Sloup #34 took place at Lab1500 in April.
Credit Provided by Zoe Scarf | 2013
Ginestra eventually departed St. Louis, leaving Colette Jones to manage the young fundraising series alone. Scharf and Pham, who both attended Wash U., had been regular Sloup attendees and knew Ginestra and Jones through various channels (Colette Jones was once a teaching assistant for a course Scharf took). The change in managers took place in the summer of 2012.
“It was a rocky start,” Pham said.
The new organizers soon got the hang of running Sloup, however, and they are quick to credit their success to the volunteers who show up each month.
“Everyone feels a slight amount of ownership over Sloup,” Scharf said. “I don’t think that we can comfortably say that the three of us put it on anymore, because we have these volunteers that are so well acquainted with the event now.” She added that attendees now often bring food to share beyond the ever-present soup. At last month’s event, for instance, regular attendee (and Sloup #32 winner) William Pauley unexpectedly brought gourmet turkey legs.
According to Pham and Scharf, Sloup tends to attract between 40 and 140 people each month. At $10 a head, the winner can expect to take home between $400 and $1,400 — significant prize for the type of small, creative projects Sloup seeks to fund. Winners include the St. Louis Mural Project and poet Henry Goldkamp’s “What the Hell is St. Louis Thinking?” project, which attracted attention from such outlets as National Public Radio and Time magazine.
Help from Sloup
The leading vote getter isn’t the only one to benefit from Sloup, however. Presenters who don’t take home the pot may find a sympathetic audience for their proposal.
“We’ve seen people who haven’t actually won the technical money before who have, by presenting their idea, gotten the right people to speak to them afterward,” Scharf said. Pham pointed to Zach Swanson, creator of This Must Be The Place, a pop-up art show, as an example of this. Swanson didn’t win the money when he presented at Sloup #36, but he did meet Justin Strohm, who buys and sells the kinds of vacated buildings Swanson wanted to use for staging his shows.
“Only one idea gets money every month, but every idea gets a moment to share what they are doing, why it’s important, and how each attendee can help,” Mandelbaum wrote in an e-mail.

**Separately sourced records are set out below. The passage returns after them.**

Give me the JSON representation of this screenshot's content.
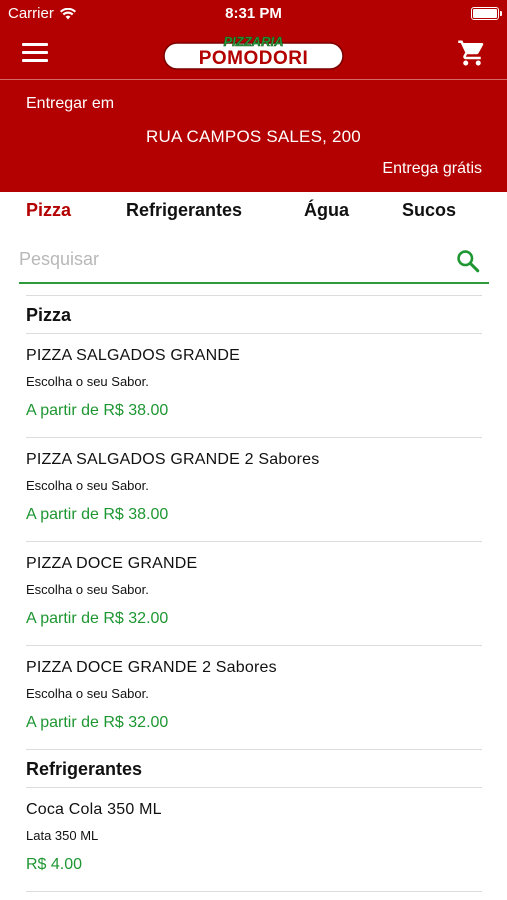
{
  "status_bar": {
    "carrier": "Carrier",
    "time": "8:31 PM"
  },
  "header": {
    "logo_top": "PIZZARIA",
    "logo_main": "POMODORI",
    "logo_colors": {
      "top_text": "#2e9b3a",
      "main_text": "#b30000",
      "pill": "#ffffff"
    },
    "menu_icon": "hamburger-menu-icon",
    "cart_icon": "shopping-cart-icon"
  },
  "delivery": {
    "label": "Entregar em",
    "address": "RUA CAMPOS SALES, 200",
    "fee": "Entrega grátis"
  },
  "tabs": [
    "Pizza",
    "Refrigerantes",
    "Água",
    "Sucos"
  ],
  "active_tab": "Pizza",
  "search": {
    "placeholder": "Pesquisar",
    "value": ""
  },
  "sections": [
    {
      "title": "Pizza",
      "items": [
        {
          "name": "PIZZA SALGADOS GRANDE",
          "desc": "Escolha o seu Sabor.",
          "price": "A partir de R$ 38.00"
        },
        {
          "name": "PIZZA SALGADOS GRANDE 2 Sabores",
          "desc": "Escolha o seu Sabor.",
          "price": "A partir de R$ 38.00"
        },
        {
          "name": "PIZZA DOCE GRANDE",
          "desc": "Escolha o seu Sabor.",
          "price": "A partir de R$ 32.00"
        },
        {
          "name": "PIZZA DOCE GRANDE 2 Sabores",
          "desc": "Escolha o seu Sabor.",
          "price": "A partir de R$ 32.00"
        }
      ]
    },
    {
      "title": "Refrigerantes",
      "items": [
        {
          "name": "Coca Cola 350 ML",
          "desc": "Lata 350 ML",
          "price": "R$ 4.00"
        }
      ]
    }
  ],
  "colors": {
    "brand_red": "#b30000",
    "price_green": "#1e9632",
    "search_underline": "#2e9b3a",
    "divider": "#dcdcdc"
  }
}
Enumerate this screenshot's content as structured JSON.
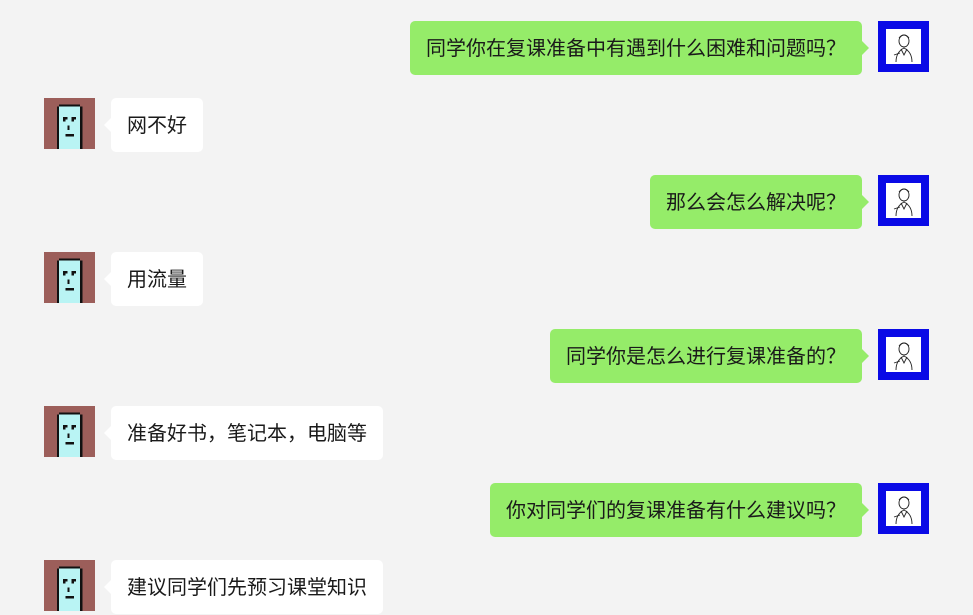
{
  "chat": {
    "messages": [
      {
        "sender": "self",
        "text": "同学你在复课准备中有遇到什么困难和问题吗？",
        "avatar_icon": "sketch-person-avatar-icon"
      },
      {
        "sender": "other",
        "text": "网不好",
        "avatar_icon": "pixel-face-avatar-icon"
      },
      {
        "sender": "self",
        "text": "那么会怎么解决呢？",
        "avatar_icon": "sketch-person-avatar-icon"
      },
      {
        "sender": "other",
        "text": "用流量",
        "avatar_icon": "pixel-face-avatar-icon"
      },
      {
        "sender": "self",
        "text": "同学你是怎么进行复课准备的？",
        "avatar_icon": "sketch-person-avatar-icon"
      },
      {
        "sender": "other",
        "text": "准备好书，笔记本，电脑等",
        "avatar_icon": "pixel-face-avatar-icon"
      },
      {
        "sender": "self",
        "text": "你对同学们的复课准备有什么建议吗？",
        "avatar_icon": "sketch-person-avatar-icon"
      },
      {
        "sender": "other",
        "text": "建议同学们先预习课堂知识",
        "avatar_icon": "pixel-face-avatar-icon"
      }
    ]
  },
  "colors": {
    "background": "#f3f3f3",
    "self_bubble": "#95ec69",
    "other_bubble": "#ffffff",
    "self_avatar_border": "#0a0ae6",
    "other_avatar_bg": "#9c5e5a",
    "other_avatar_face": "#b9f4f4"
  }
}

Pham and Scharf acknowledge that Sloup faces its share of challenges. With no advertising budget, they rely heavily on word-of-mouth and social media, which means a certain demographic — usually young and well educated — tends to be drawn to Sloup. When Sloup ventures out of areas familiar to that demographic, it has a hard time attracting an audience, much to its organizers’ frustration. A recent event at the 14th Street Artists’ Community in North City, for instance, was not well attended, whereas the Sloup held at trendy Sump Coffee brought in one of the largest crowds the series has seen.

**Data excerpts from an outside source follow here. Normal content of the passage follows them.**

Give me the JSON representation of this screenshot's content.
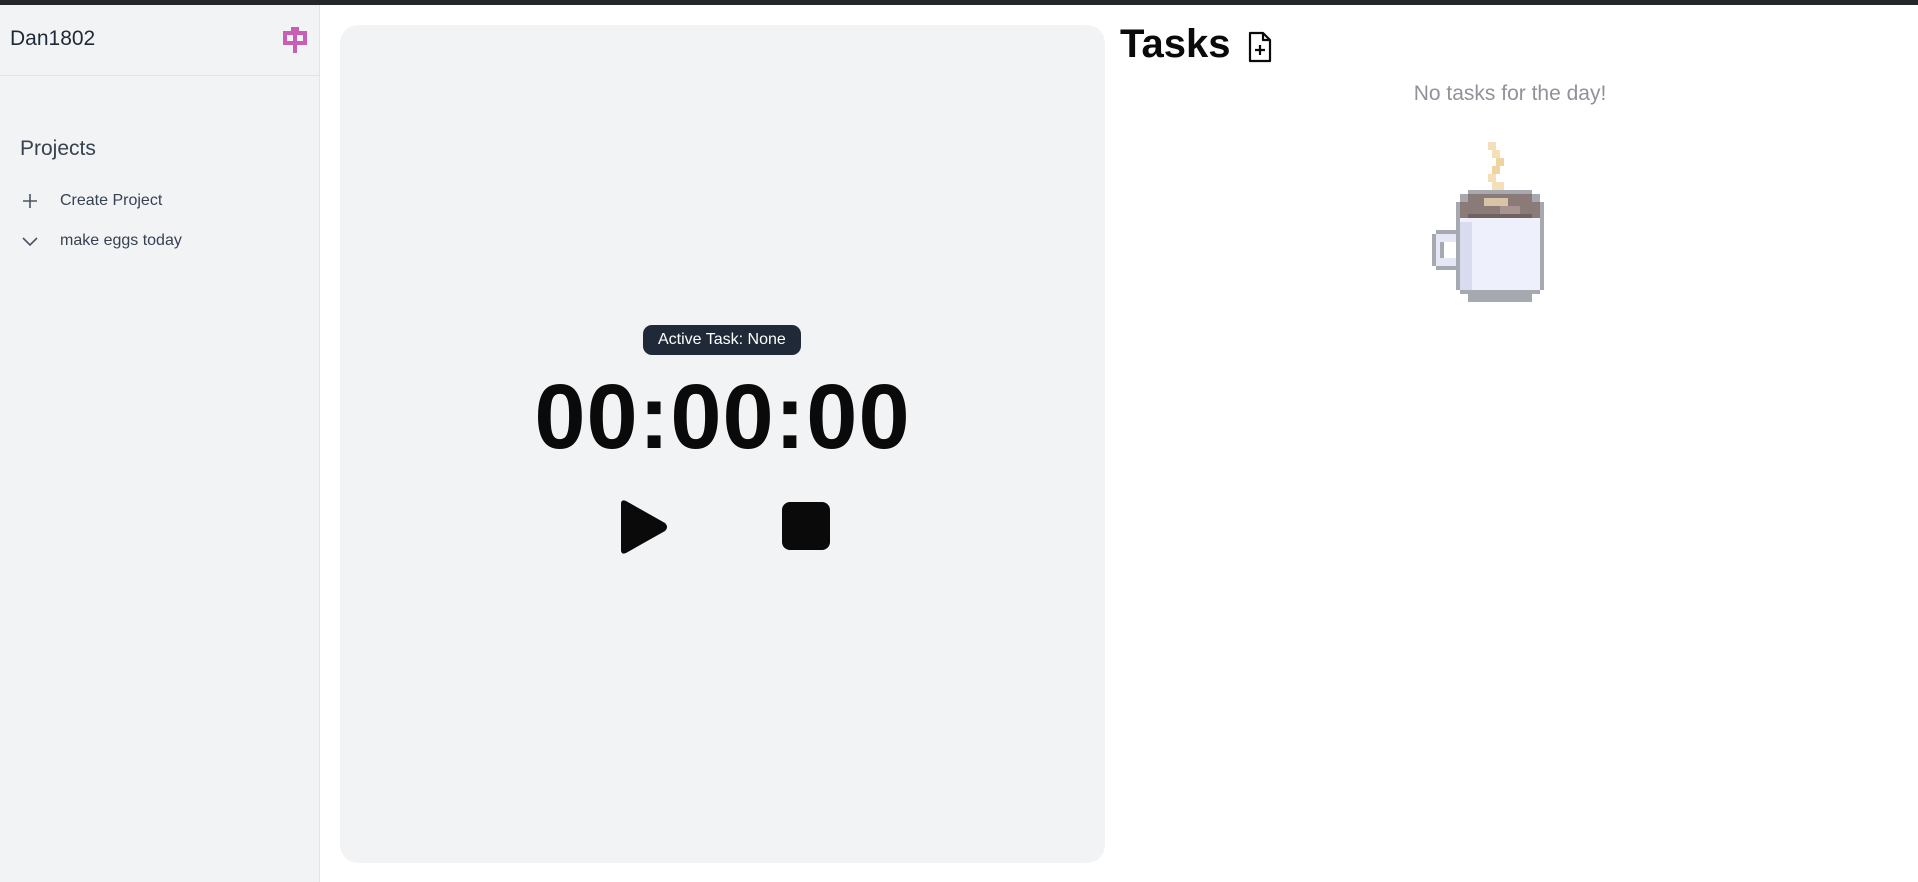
{
  "sidebar": {
    "username": "Dan1802",
    "logo_icon": "pixel-logo-icon",
    "projects_title": "Projects",
    "items": [
      {
        "icon": "plus-icon",
        "label": "Create Project"
      },
      {
        "icon": "chevron-down-icon",
        "label": "make eggs today"
      }
    ]
  },
  "timer": {
    "active_task_label": "Active Task: None",
    "time": "00:00:00",
    "play_icon": "play-icon",
    "stop_icon": "stop-icon"
  },
  "tasks": {
    "title": "Tasks",
    "add_icon": "add-file-icon",
    "empty_message": "No tasks for the day!",
    "illustration": "coffee-cup-icon"
  },
  "colors": {
    "sidebar_bg": "#f2f3f5",
    "badge_bg": "#1f2937",
    "logo": "#c95fb4",
    "muted_text": "#8f9399"
  }
}
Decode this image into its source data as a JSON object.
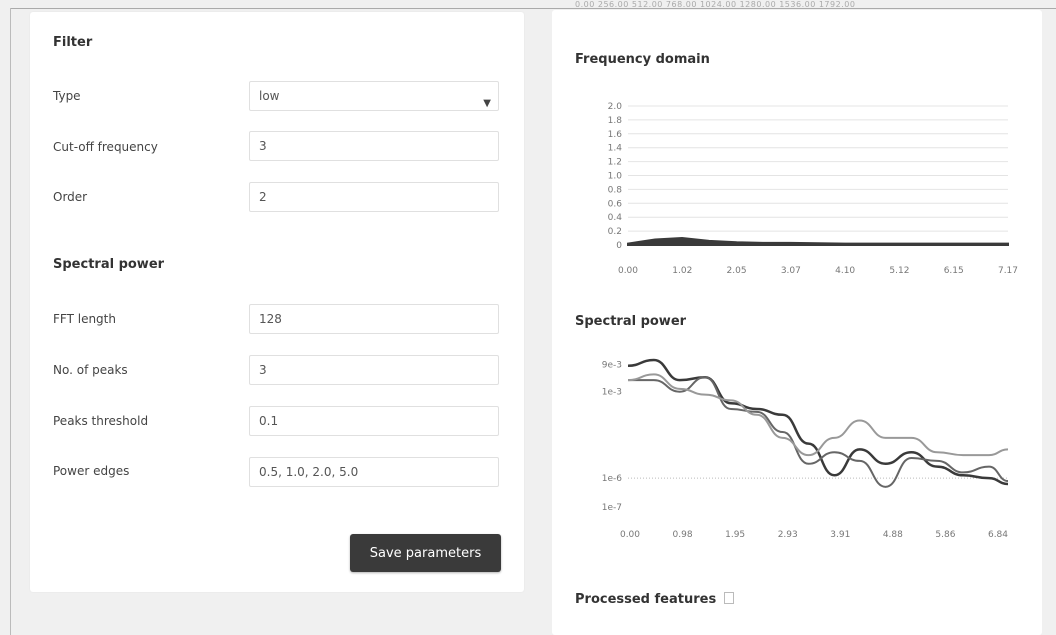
{
  "filter": {
    "title": "Filter",
    "type_label": "Type",
    "type_value": "low",
    "cutoff_label": "Cut-off frequency",
    "cutoff_value": "3",
    "order_label": "Order",
    "order_value": "2"
  },
  "spectral": {
    "title": "Spectral power",
    "fft_label": "FFT length",
    "fft_value": "128",
    "peaks_label": "No. of peaks",
    "peaks_value": "3",
    "threshold_label": "Peaks threshold",
    "threshold_value": "0.1",
    "edges_label": "Power edges",
    "edges_value": "0.5, 1.0, 2.0, 5.0"
  },
  "save_label": "Save parameters",
  "top_ticks": "0.00    256.00    512.00    768.00    1024.00  1280.00  1536.00  1792.00",
  "freq_domain": {
    "title": "Frequency domain",
    "yticks": [
      "2.0",
      "1.8",
      "1.6",
      "1.4",
      "1.2",
      "1.0",
      "0.8",
      "0.6",
      "0.4",
      "0.2",
      "0"
    ],
    "xticks": [
      "0.00",
      "1.02",
      "2.05",
      "3.07",
      "4.10",
      "5.12",
      "6.15",
      "7.17"
    ]
  },
  "spectral_chart": {
    "title": "Spectral power",
    "yticks": [
      "9e-3",
      "1e-3",
      "1e-6",
      "1e-7"
    ],
    "xticks": [
      "0.00",
      "0.98",
      "1.95",
      "2.93",
      "3.91",
      "4.88",
      "5.86",
      "6.84"
    ]
  },
  "processed_title": "Processed features",
  "chart_data": [
    {
      "type": "area",
      "title": "Frequency domain",
      "ylim": [
        0,
        2.0
      ],
      "x": [
        0.0,
        0.51,
        1.02,
        1.53,
        2.05,
        2.56,
        3.07,
        4.1,
        5.12,
        6.15,
        7.17
      ],
      "values": [
        0.02,
        0.08,
        0.1,
        0.06,
        0.04,
        0.03,
        0.03,
        0.02,
        0.02,
        0.02,
        0.02
      ],
      "grid": true
    },
    {
      "type": "line",
      "title": "Spectral power",
      "x": [
        0.0,
        0.49,
        0.98,
        1.46,
        1.95,
        2.44,
        2.93,
        3.42,
        3.91,
        4.39,
        4.88,
        5.37,
        5.86,
        6.35,
        6.84,
        7.2
      ],
      "series": [
        {
          "color": "#3a3a3a",
          "values": [
            -2.1,
            -1.9,
            -2.6,
            -2.5,
            -3.4,
            -3.6,
            -3.8,
            -4.8,
            -5.9,
            -5.0,
            -5.5,
            -5.1,
            -5.6,
            -5.9,
            -6.0,
            -6.2
          ]
        },
        {
          "color": "#666666",
          "values": [
            -2.6,
            -2.6,
            -3.0,
            -2.5,
            -3.6,
            -3.7,
            -4.4,
            -5.5,
            -5.1,
            -5.4,
            -6.3,
            -5.3,
            -5.4,
            -5.8,
            -5.6,
            -6.1
          ]
        },
        {
          "color": "#999999",
          "values": [
            -2.6,
            -2.4,
            -2.9,
            -3.1,
            -3.3,
            -3.8,
            -4.6,
            -5.2,
            -4.6,
            -4.0,
            -4.6,
            -4.6,
            -5.1,
            -5.2,
            -5.2,
            -5.0
          ]
        }
      ]
    }
  ]
}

We’re hoping to eventually get to the point … where we can have enough sway on our own as an organization that we can potentially bring people out to a place that they’re not used to,” Scharf said.

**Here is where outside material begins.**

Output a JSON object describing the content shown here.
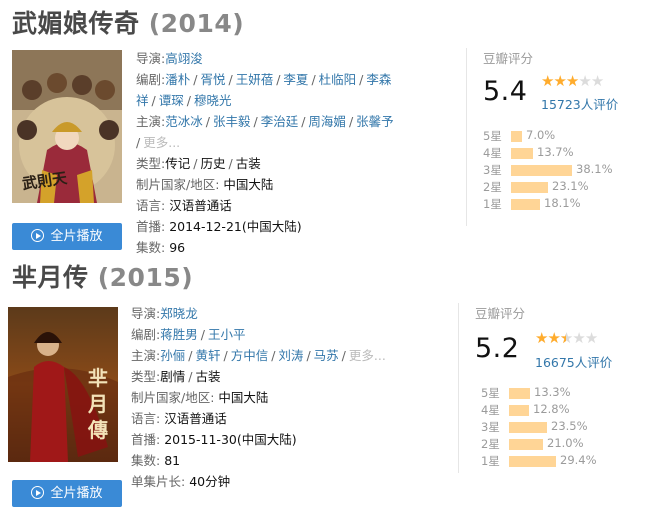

Pham said the group is exploring partnerships with groups in communities that might not otherwise have heard about Sloup as a way of increasing not only attendance, but also the number of presentations. Despite its simple, one-page application, Sloup often has difficulty getting proposals.
Scharf speculated that the shortage was due to prospective applicants’ fears about their ability to follow through. That’s a risk Sloup’s organizers are willing to run, and, they say, part of what makes Sloup special. In traditional philanthropy, donors know what they’re giving to ahead of time. Sloup, on the other hand, asks its attendees to trust its process.
“I think just the very act -- you come to an event;, you give your money up front; then you get to hear and vote for an idea -- that’s pretty amazing, and putting a lot of faith in the program itself,” Pham said.